One of her friends, Tom Calvert, chose to differ.

"Obsession's not bad," said Calvert, a 1958 graduate who hasn't missed many home games in the past 35 years.

It comes from not winning a national title since Nebraska won back-to-back championships under the legendary Bob Devaney in 1971 and 1972. Osborne was a key member of Devaney's staff, and has the championship rings to prove it. But it isn't the same.

Considering how many times the Cornhuskers have been in contention since, it is a stretch of frustration unmatched in college football, perhaps equaled only in college sports by a 25-year stretch between basketball championships for North Carolina.

"They say we can't win the big one," Rick Cushing, a 1981 graduate, said Saturday outside his hotel. "But at least we're in the big one almost every year."

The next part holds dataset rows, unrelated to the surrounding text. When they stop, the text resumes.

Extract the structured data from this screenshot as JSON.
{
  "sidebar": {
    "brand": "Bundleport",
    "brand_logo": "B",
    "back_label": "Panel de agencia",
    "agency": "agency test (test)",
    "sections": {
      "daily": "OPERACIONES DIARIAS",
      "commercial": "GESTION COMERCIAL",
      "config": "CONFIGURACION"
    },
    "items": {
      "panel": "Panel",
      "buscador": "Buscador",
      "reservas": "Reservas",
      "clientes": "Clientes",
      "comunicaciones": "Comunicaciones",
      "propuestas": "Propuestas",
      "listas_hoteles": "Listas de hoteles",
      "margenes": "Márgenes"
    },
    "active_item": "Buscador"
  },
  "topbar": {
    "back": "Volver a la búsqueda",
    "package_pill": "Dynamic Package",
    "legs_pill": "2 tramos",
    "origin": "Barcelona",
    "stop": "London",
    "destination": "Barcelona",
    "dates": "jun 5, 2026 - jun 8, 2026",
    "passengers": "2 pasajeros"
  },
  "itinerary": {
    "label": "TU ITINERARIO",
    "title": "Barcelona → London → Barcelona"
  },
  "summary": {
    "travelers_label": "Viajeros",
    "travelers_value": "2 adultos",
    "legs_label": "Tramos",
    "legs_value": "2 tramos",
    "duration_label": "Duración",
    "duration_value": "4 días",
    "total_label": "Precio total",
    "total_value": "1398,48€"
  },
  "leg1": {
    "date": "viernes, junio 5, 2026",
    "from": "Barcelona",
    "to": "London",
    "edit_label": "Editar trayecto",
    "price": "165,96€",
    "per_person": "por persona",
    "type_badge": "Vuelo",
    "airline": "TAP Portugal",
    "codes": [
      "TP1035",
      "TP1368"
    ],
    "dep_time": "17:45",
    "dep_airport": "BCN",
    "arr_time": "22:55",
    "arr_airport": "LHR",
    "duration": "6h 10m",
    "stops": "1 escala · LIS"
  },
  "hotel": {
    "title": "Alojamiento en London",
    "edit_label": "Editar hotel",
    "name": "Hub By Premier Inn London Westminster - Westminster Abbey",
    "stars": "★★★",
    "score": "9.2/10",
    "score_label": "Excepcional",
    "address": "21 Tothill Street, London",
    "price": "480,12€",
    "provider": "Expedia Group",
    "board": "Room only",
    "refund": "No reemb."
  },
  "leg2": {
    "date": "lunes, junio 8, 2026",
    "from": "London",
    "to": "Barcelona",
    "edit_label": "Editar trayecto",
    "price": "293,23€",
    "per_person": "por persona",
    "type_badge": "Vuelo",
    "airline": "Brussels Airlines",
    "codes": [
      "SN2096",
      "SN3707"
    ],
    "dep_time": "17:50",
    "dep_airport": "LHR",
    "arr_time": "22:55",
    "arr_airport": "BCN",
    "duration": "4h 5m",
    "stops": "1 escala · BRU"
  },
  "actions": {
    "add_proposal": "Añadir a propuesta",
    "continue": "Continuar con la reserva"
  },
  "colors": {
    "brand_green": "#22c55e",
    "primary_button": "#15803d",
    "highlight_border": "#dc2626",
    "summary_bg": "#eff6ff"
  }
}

Cushing, who moved from his native Omaha to Charlotte, N.C., last fall and is going through "football withdrawal -- all they care about down there is basketball," was going to his first Orange Bowl game last night. "Maybe," he said, "I'll bring them good luck."

The Biesings -- Harold and Howard -- have been coming to the Orange Bowl since 1984, the year the Cornhuskers came within a failed two-point conversion of beating Miami.

Harold and his wife, Nancy, have missed only four of the team's 200 straight sellouts, while Howard follows the team long distance from Raleigh, N.C.

They know what is going to happen if top-ranked Nebraska beat third-ranked Miami last night. They know it's going to become a different kind of obsession in a state where 40,000 fans showed up just for a pep rally at Lincoln's Memorial Stadium the night before this year's UCLA game.

"If he wins it," Howard Biesing said of Osborne, "then they'll want him to win it again to go back-to-back just like Devaney did."

At a pep rally Saturday in Miami Beach, where some 400 Nebraska fans were staying, Dennis Bojanski and two of his friends from Omaha were talking about what it's like to root for a team that comes agonizingly close every year.

"We need to get the monkey off our backs big-time," said Bojanski, who drove some 180 miles to Kansas City to get a flight to Miami for the game.

Neither Bojanski nor his friends went to Nebraska, nor do they have season tickets. But their passion runs deep, because it's tougher for them to get to see the Cornhuskers play. They manage to see three or four games a year, even it means going on the road, where the games aren't sold out.

They will be happy when the Orange Bowl game moves up the interstate to Joe Robbie Stadium in two years and when the Cornhuskers get to play in places such as Tempe, Ariz., or New Orleans. "If I never see Miami's stadium again, it will be fine with me," said Dennis Schon, one of Bojanski's friends.

Getting a ticket to last night's game wasn't the easiest thing for Nebraska fans. Though the stadium holds more than 74,000, the university received an allotment of only 12,500. The University of Miami got the same numbers, but three-quarters of the stadium was expected to be filled with orange and green, not Big Red.

They were getting ready to celebrate this long-awaited victory and Osborne's elusive national championship. But given the record of seven straight New Year's Day bowl losses, four of them coming here, they also were bracing themselves for another disappointment.

What would it be like to lose again?

Another of Bojanski's buddies, Tom Vacek, emptied his beer cup and looked as if he were going to cry.

"It would be," he said, "like losing a friend."